I have experienced God’s perfect floor plan first-hand at the American Museum of Natural History:
5th fl: arachnologists and entomologists corral tarantulas and stinkbugs
(astrophysicists are off in their own orbit)
4th-3rd fls: curators and exhibition crew build temporary shows
3rd-1st
fls: finance, education, development & HR departments are tucked
away behind permanent exhibits. Gift shop workers sell field guides and
lava lamps
lower level: cafeteria workers and custodians serve it up and clean it up
And
tourists everywhere. Eurotrash in expensive loafers pound the marble
floors to see sulfide chimneys and duck-billed dinos. In its third
century of existence, the museum swims along in its talent pool, a
cultural triumph, a self-sustaining tourist trap.
I
just gotta believe there’s a divine intelligence sparking the solar
plexus of each individual, igniting our passions, guiding our vocations.

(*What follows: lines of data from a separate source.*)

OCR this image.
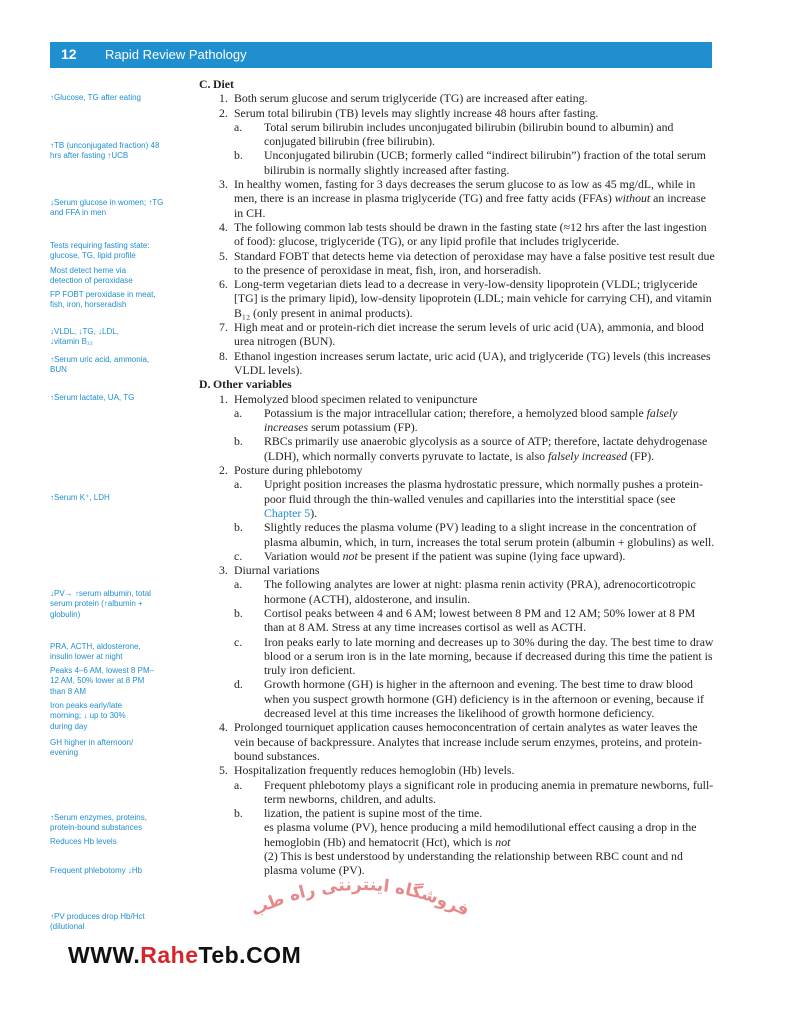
12 Rapid Review Pathology
↑Glucose, TG after eating
↑TB (unconjugated fraction) 48 hrs after fasting ↑UCB
↓Serum glucose in women; ↑TG and FFA in men
Tests requiring fasting state: glucose, TG, lipid profile
Most detect heme via detection of peroxidase
FP FOBT peroxidase in meat, fish, iron, horseradish
↓VLDL, ↓TG, ↓LDL, ↓vitamin B₁₂
↑Serum uric acid, ammonia, BUN
↑Serum lactate, UA, TG
↑Serum K⁺, LDH
↓PV→ ↑serum albumin, total serum protein (↑albumin + globulin)
PRA, ACTH, aldosterone, insulin lower at night
Peaks 4–6 AM, lowest 8 PM–12 AM, 50% lower at 8 PM than 8 AM
Iron peaks early/late morning; ↓ up to 30% during day
GH higher in afternoon/ evening
↑Serum enzymes, proteins, protein-bound substances
Reduces Hb levels
Frequent phlebotomy ↓Hb
↑PV produces drop Hb/Hct (dilutional
C. Diet
1. Both serum glucose and serum triglyceride (TG) are increased after eating.
2. Serum total bilirubin (TB) levels may slightly increase 48 hours after fasting.
a.	Total serum bilirubin includes unconjugated bilirubin (bilirubin bound to albumin) and conjugated bilirubin (free bilirubin).
b.	Unconjugated bilirubin (UCB; formerly called “indirect bilirubin”) fraction of the total serum bilirubin is normally slightly increased after fasting.
3. In healthy women, fasting for 3 days decreases the serum glucose to as low as 45 mg/dL, while in men, there is an increase in plasma triglyceride (TG) and free fatty acids (FFAs) without an increase in CH.
4. The following common lab tests should be drawn in the fasting state (≈12 hrs after the last ingestion of food): glucose, triglyceride (TG), or any lipid profile that includes triglyceride.
5. Standard FOBT that detects heme via detection of peroxidase may have a false positive test result due to the presence of peroxidase in meat, fish, iron, and horseradish.
6. Long-term vegetarian diets lead to a decrease in very-low-density lipoprotein (VLDL; triglyceride [TG] is the primary lipid), low-density lipoprotein (LDL; main vehicle for carrying CH), and vitamin B₁₂ (only present in animal products).
7. High meat and or protein-rich diet increase the serum levels of uric acid (UA), ammonia, and blood urea nitrogen (BUN).
8. Ethanol ingestion increases serum lactate, uric acid (UA), and triglyceride (TG) levels (this increases VLDL levels).
D. Other variables
1. Hemolyzed blood specimen related to venipuncture
a.	Potassium is the major intracellular cation; therefore, a hemolyzed blood sample falsely increases serum potassium (FP).
b.	RBCs primarily use anaerobic glycolysis as a source of ATP; therefore, lactate dehydrogenase (LDH), which normally converts pyruvate to lactate, is also falsely increased (FP).
2. Posture during phlebotomy
a.	Upright position increases the plasma hydrostatic pressure, which normally pushes a protein-poor fluid through the thin-walled venules and capillaries into the interstitial space (see Chapter 5).
b.	Slightly reduces the plasma volume (PV) leading to a slight increase in the concentration of plasma albumin, which, in turn, increases the total serum protein (albumin + globulins) as well.
c.	Variation would not be present if the patient was supine (lying face upward).
3. Diurnal variations
a.	The following analytes are lower at night: plasma renin activity (PRA), adrenocorticotropic hormone (ACTH), aldosterone, and insulin.
b.	Cortisol peaks between 4 and 6 AM; lowest between 8 PM and 12 AM; 50% lower at 8 PM than at 8 AM. Stress at any time increases cortisol as well as ACTH.
c.	Iron peaks early to late morning and decreases up to 30% during the day. The best time to draw blood or a serum iron is in the late morning, because if decreased during this time the patient is truly iron deficient.
d.	Growth hormone (GH) is higher in the afternoon and evening. The best time to draw blood when you suspect growth hormone (GH) deficiency is in the afternoon or evening, because if decreased level at this time increases the likelihood of growth hormone deficiency.
4. Prolonged tourniquet application causes hemoconcentration of certain analytes as water leaves the vein because of backpressure. Analytes that increase include serum enzymes, proteins, and protein-bound substances.
5. Hospitalization frequently reduces hemoglobin (Hb) levels.
a.	Frequent phlebotomy plays a significant role in producing anemia in premature newborns, full-term newborns, children, and adults.
b.	lization, the patient is supine most of the time.
es plasma volume (PV), hence producing a mild hemodilutional effect causing a drop in the hemoglobin (Hb) and hematocrit (Hct), which is not
(2) This is best understood by understanding the relationship between RBC count and nd plasma volume (PV).
فروشگاه اینترنتی راه طب
WWW.RaheTeb.COM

The crossing guards ferry our children across 4 lanes of traffic, the
entertainers lighten our load, the philosophers and shrinks make sense
of it all. It’s not our superior intellect that gives us the edge over
those that creep, cantor, fly or swim. It’s our varied temperaments that
define our success as a species. The next time you find yourself in a
room full of personalities, at a cocktail party, or PTA meeting,
remember this: where would we be without the goats and the sheep and everything in between?
careers for goats:
- mayor of an urban mecca
- Food Network celebrity chef
- paramedic
- butcher
- graffiti artist
- rocket scientist
- romance novelist
- offensive tackle
- NASCAR racer
- baseball manager of an urban mecca
- ambulance chaser
- fashion designer
- plastic surgeon
- WWF smackdown superstar
- power/ashtanga yoga or zumba instructor
careers for sheep:
- mayor of a small, homogenous town
- vegan chef on public television’s Create Channel
- mortician
- independent, family farmer practicing humane animal husbandry
- origami artist
- rocket scientist
- business writer
- distance runner
- golf cart driver/caddy
- baseball manager of a single-A franchise
- real estate attorney
- quilter
- neurosurgeon
- restorative yoga instructor
animal adjectives to describe humans:
- antsy
- batty
- bovine
- buggin’
- bullheaded
- bullish
- dogged
- dovish
- feline
- foxy
- hawkish
- horsey
- mousy
- mulish
- piggish
- sheepish
- sluggish
- sphynx-like
- squirrely
- wolfish
animal nouns to describe humans:
- ass!
- chicken liver!
- horses’ ass!
- little monkey
- louse!
- minx
- old goat!
- pig!
- rat fink!
- shark
- snake in the grass….
- swine!
- tiger!
- turkey!
- vermin!
animal verbs to describe humans:
- badger
- crane
- goose
- hawk
- lark
2 comments:
You have some unique way of looking at the world. Just loved seeing that perspective. Great blog!
PS My son always loved watching the health care professionals draw his blood, even as a toddler. Now he is a pediatric phlebotomist! lol Ahh the things that get our goat!
Thanks for your comment. What a weird coincidence -- your son a phlebotomist. Cool. BTW, exactly which cool friend are you? I don't recognize "Brooklyn's own."